- Born: Kazan, Russia
- Education: Kazan Special Music School for Gifted Children, Juilliard School
- Occupation: Pianist

= Igor Lovchinsky =

Russian pianist (born 1984)

Igor Lovchinsky (Игорь Ловчинский) is a Russian-American classical pianist.

==Performing and recording career==
Lovchinsky was born in Kazan, Russia and studied at the Kazan Special Music School for Gifted Children. In 2003, Lovchinsky entered the Juilliard School in New York on full scholarship, where he studied under Jerome Lowenthal.

As soloist, Lovchinsky has given recitals across the United States and internationally, including performances at Carnegie Hall, the John F. Kennedy Center for the Performing Arts and the Phillips Collection. Lovchinsky has performed with the Indianapolis Symphony Orchestra, the Columbus Symphony Orchestra, the Minnesota Sinfonia, the Indianapolis Chamber Orchestra, the Midcoast Symphony Orchestra, and others. His performance of Chopin's Concerto in E minor with the Connecticut Virtuosi Chamber Orchestra in 2004 was broadcast live on WQXR radio in New York. In 2007, in collaboration with American pianist Earl Wild, Lovchinsky recorded his debut album on the Ivory Classics label, featuring music of Chopin, Scriabin and Wild's transcriptions of Gershwin songs. The record received positive reviews from Gramophone Magazine, Germany's Piano Magazine, MusicWeb International Record Review and was voted one of the top classical recordings of 2008 by Time Out.

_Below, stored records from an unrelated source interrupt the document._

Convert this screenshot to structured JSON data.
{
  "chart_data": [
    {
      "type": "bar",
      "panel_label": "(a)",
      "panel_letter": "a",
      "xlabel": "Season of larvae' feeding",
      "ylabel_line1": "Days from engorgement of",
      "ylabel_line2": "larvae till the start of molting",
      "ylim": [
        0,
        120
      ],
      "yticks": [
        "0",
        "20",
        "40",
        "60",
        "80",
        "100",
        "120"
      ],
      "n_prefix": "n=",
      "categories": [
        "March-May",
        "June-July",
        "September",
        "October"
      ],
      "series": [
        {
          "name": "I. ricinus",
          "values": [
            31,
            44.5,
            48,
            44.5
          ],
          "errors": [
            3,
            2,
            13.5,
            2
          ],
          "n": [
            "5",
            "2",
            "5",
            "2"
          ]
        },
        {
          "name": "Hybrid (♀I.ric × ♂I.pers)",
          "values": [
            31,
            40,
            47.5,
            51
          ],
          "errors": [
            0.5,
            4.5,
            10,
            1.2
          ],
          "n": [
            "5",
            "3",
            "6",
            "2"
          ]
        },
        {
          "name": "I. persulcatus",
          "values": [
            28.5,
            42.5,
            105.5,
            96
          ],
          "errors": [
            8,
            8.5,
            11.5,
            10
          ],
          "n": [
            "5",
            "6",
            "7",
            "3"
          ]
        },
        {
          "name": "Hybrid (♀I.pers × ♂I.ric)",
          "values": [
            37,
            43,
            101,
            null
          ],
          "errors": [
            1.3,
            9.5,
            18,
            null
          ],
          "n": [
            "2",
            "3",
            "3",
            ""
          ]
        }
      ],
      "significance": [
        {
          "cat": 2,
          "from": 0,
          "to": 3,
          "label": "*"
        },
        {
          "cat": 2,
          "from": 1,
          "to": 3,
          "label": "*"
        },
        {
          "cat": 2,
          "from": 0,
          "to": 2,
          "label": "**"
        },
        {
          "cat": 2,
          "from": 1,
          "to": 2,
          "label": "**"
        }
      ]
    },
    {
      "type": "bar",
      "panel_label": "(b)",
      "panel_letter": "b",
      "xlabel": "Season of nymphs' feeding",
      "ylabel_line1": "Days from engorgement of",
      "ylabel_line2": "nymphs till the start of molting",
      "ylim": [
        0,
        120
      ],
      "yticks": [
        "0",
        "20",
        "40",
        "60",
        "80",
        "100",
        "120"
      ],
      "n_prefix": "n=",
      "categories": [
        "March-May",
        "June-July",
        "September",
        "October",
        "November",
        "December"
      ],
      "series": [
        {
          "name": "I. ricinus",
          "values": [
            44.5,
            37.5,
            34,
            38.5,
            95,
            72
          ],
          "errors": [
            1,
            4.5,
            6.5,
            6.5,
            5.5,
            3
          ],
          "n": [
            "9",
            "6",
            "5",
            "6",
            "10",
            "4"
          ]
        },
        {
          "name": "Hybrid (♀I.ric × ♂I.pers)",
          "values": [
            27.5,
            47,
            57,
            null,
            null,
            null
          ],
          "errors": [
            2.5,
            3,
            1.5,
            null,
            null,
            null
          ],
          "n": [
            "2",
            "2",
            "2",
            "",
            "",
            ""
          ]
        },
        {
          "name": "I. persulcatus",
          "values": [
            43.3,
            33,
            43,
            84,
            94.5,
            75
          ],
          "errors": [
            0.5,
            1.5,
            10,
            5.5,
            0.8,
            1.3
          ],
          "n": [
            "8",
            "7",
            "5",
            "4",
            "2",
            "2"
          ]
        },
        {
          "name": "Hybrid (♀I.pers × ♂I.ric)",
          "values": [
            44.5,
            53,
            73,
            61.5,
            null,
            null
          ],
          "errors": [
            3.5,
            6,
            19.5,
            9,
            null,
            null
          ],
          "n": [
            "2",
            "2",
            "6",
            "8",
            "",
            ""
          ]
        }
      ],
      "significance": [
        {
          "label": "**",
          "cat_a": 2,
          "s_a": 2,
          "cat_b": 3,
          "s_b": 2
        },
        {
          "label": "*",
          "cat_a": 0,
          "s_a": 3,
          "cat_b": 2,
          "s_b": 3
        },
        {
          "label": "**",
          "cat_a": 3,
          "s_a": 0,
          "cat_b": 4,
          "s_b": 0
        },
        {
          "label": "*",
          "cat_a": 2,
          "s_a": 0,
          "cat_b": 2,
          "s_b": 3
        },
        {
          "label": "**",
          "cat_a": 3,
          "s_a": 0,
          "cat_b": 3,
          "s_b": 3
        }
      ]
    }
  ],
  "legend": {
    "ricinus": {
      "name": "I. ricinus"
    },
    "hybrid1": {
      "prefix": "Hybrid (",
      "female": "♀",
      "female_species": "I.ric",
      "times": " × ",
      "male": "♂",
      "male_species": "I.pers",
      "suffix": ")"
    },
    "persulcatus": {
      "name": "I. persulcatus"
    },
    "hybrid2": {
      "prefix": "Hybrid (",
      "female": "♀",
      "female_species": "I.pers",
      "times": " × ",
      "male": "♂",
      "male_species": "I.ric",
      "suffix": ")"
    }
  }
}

In addition to music, Lovchinsky holds a Ph.D. in Physics from Harvard University where his doctoral advisor was Mikhail Lukin. He has published numerous scientific articles in nanotechnology, quantum computing and high-energy astrophysics in leading scientific journals.

==Awards==
Lovchinsky is a laureate of the National Chopin Piano Competition, the Eastman International Piano Competition and the Kosciuszko Foundation Chopin Piano Competition.